Oh, I’m very here for this. Already intrigued enough to check out the music itself, too. (And I got a good laugh out of the increasingly obscure streaming platforms this is on.)
What did we watch?
M*A*S*H, Season Two, Episode One, “Divided We Stand”
A weaker episode, analysis-wise; as you’d expect, it simply establishes the characters and their dynamics again, through what is already an old saw of an authority figure coming in to evaluate the camp and concluding they’re mad but necessary. In this case, it’s a psychiatrist; I don’t know how old that specific iteration of the cliche was in 1973, to be fair, but it looks especially weak compared to the more nuanced version of the trope coming later this season in Sydney Freedman. Though I will give the episode points for one of the funnier moments of Hawkeye dancing around sexuality:
Margaret: There isn’t a nurse in this camp they haven’t hit on!
Trapper: ‘cept the male ones.
Hawkeye: Speak for yourself.
Dark Star – To my surprise, I found this cult classic first film from John Carpenter (with a lot of help from Dan O’Bannon) to be oddly charming. I don’t usually find nihilist stoners funny or appealing but something about this bunch won me over. (And even if they don’t actually use pot, these guys really feel like stoners.) What works for me? The low key humor. The surprising humanity of these space losers. Also the fairly good effects and set. And despite the real downer of an ending, I didn’t come away sad.
Frasier, “Ham Radio” – But if you want peels of laughter and not just smiles and giggles, this is the place. Frasier directs a re-creation of the first mystery program that aired on KACL. Niles of course knows his brother will take the lead role for himself, re-write the whole thing, and drive everyone crazy. Hilariry ensues. Lots of it. Kelsey Grammer’s favorite episode, and while there are some that have way more heart and some with much more clever set-ups, there are few as hysterical.
Kojak, “Laid Off” – When NYC was hit by the famous 1975 budget crisis, large numbers of cops were laid off (something I cannot imagine ever happening again just to save money). This is the story of one of them. Wife and son to care for, in debt to a loan shark, and now asked to do the loan shark favors. We’ve seen this sort of compromised cop plot before, and better. In fact, this one was pretty dull and unfocuses. But hey, at least they acknowledged something from the real world. (Alas, Son of Sam is not next up.) Guests include Lee Wallace, the Ed Koch lookalike who played the mayor in Pelham One Two Three (before Koch was mayor) and the mayor in Batman ’89 (earning the one nice thing Koch, at this time writing movie reviews for a local free paper, said about the movie).
Remembering when Bush disbanded the Iraqi police and they all joined the insurgents.
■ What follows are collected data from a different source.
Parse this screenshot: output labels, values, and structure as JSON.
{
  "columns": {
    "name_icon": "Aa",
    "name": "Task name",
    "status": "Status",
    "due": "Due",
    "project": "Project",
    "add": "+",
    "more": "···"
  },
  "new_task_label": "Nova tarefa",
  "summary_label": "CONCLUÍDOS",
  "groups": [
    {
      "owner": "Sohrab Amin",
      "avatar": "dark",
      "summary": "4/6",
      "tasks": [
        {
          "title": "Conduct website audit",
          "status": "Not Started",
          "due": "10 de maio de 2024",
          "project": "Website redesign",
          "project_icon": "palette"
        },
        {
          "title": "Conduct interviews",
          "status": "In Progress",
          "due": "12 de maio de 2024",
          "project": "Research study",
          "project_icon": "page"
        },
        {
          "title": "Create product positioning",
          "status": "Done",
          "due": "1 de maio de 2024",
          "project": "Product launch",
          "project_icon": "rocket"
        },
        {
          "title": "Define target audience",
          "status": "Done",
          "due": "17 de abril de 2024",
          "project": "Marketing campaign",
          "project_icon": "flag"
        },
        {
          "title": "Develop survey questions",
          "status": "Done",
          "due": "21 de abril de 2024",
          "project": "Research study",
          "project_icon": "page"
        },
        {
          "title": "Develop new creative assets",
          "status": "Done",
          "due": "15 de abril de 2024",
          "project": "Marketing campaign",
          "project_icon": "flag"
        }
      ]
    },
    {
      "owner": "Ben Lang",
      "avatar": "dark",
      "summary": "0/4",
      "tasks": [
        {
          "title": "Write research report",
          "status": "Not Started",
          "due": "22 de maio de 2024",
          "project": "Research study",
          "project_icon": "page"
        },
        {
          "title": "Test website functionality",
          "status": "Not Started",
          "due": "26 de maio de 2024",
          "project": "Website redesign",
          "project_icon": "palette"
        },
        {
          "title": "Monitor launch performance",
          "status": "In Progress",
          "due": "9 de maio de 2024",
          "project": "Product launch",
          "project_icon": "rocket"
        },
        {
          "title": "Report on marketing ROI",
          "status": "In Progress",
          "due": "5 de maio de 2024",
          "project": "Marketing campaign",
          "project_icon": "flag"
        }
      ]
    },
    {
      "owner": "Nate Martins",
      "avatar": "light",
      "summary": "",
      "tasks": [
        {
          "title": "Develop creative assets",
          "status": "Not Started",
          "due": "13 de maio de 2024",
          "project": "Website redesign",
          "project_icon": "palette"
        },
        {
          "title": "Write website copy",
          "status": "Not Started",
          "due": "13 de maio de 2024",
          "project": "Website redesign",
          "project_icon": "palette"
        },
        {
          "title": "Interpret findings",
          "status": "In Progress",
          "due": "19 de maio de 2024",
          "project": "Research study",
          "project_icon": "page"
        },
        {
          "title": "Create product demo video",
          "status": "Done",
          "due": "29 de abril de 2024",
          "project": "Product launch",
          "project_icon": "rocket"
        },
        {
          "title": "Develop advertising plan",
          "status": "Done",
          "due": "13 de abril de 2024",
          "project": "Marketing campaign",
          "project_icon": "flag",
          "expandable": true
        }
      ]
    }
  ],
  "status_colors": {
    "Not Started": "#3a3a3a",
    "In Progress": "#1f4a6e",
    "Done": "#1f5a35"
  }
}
Turns out leaving a bunch of armed dudes with no money and angry grudges while invading their country is probably a bad idea.
I like the Dark Star novelization by Alan Dean Foster. A downer ending but Foster’s final line, a one word summation of Dolittle’s fate, is just perfect.
Ham Radio is also one of my favourite Frasier episodes – hysterical is absolutely the right word. The escalation in the recording booth is perfection, all the way to Niles finally snapping and rewriting the ending.
The Righteous Gemstones, “For Their Own Nakedness Is Your Nakedness” and “I Have Not Come to Bring Peace, But a Sword”
Baby Billy’s Bible Bonkers! He’s right, it is fun to say.
Having Baby Billy and Tiffany back (now accompanied by the dirt- and cigarette-eating Lionel) is such a treat, and it’s already leading to multiple comedic highlights: Baby Billy’s rant about how they can’t expect him to be satisfied with a penthouse in paradise and a bunch of free pina coladas, Jesse’s befuddled response to his “you haven’t seen the last of me!” proclamation, “Can we get some waffles after we get some ass?”, etc. Plus some genuinely touching stuff: Baby Billy earnestly saying Tiffany’s the prettiest girl he knows, Tiffany and Judy’s relationship, and the offbeat poignancy of going from Baby Billy’s starry fantasy of the Zion’s Landing work to the unglamorous reality of it.
Keefe’s line about having trouble explaining how buying all these sex toys was church business killed me, and like all Keefe moments, it’s only improved by his absolute, awkward sincerity. It’s easy to get why the church families are now worried enough to not want him around their kids, but his puppyish heartbrokenness in accepting being shuttled out of the youth ministry–going to it with a martyr’s stoicism, even moving out so he won’t taint Kelvin by association–is so hard to watch. I did love Kelvin throwing a fit about his brother and sister insisting Keefe has to go, complete with doubling down on voting no on funding the battered women’s shelter just out of sheer contrariness.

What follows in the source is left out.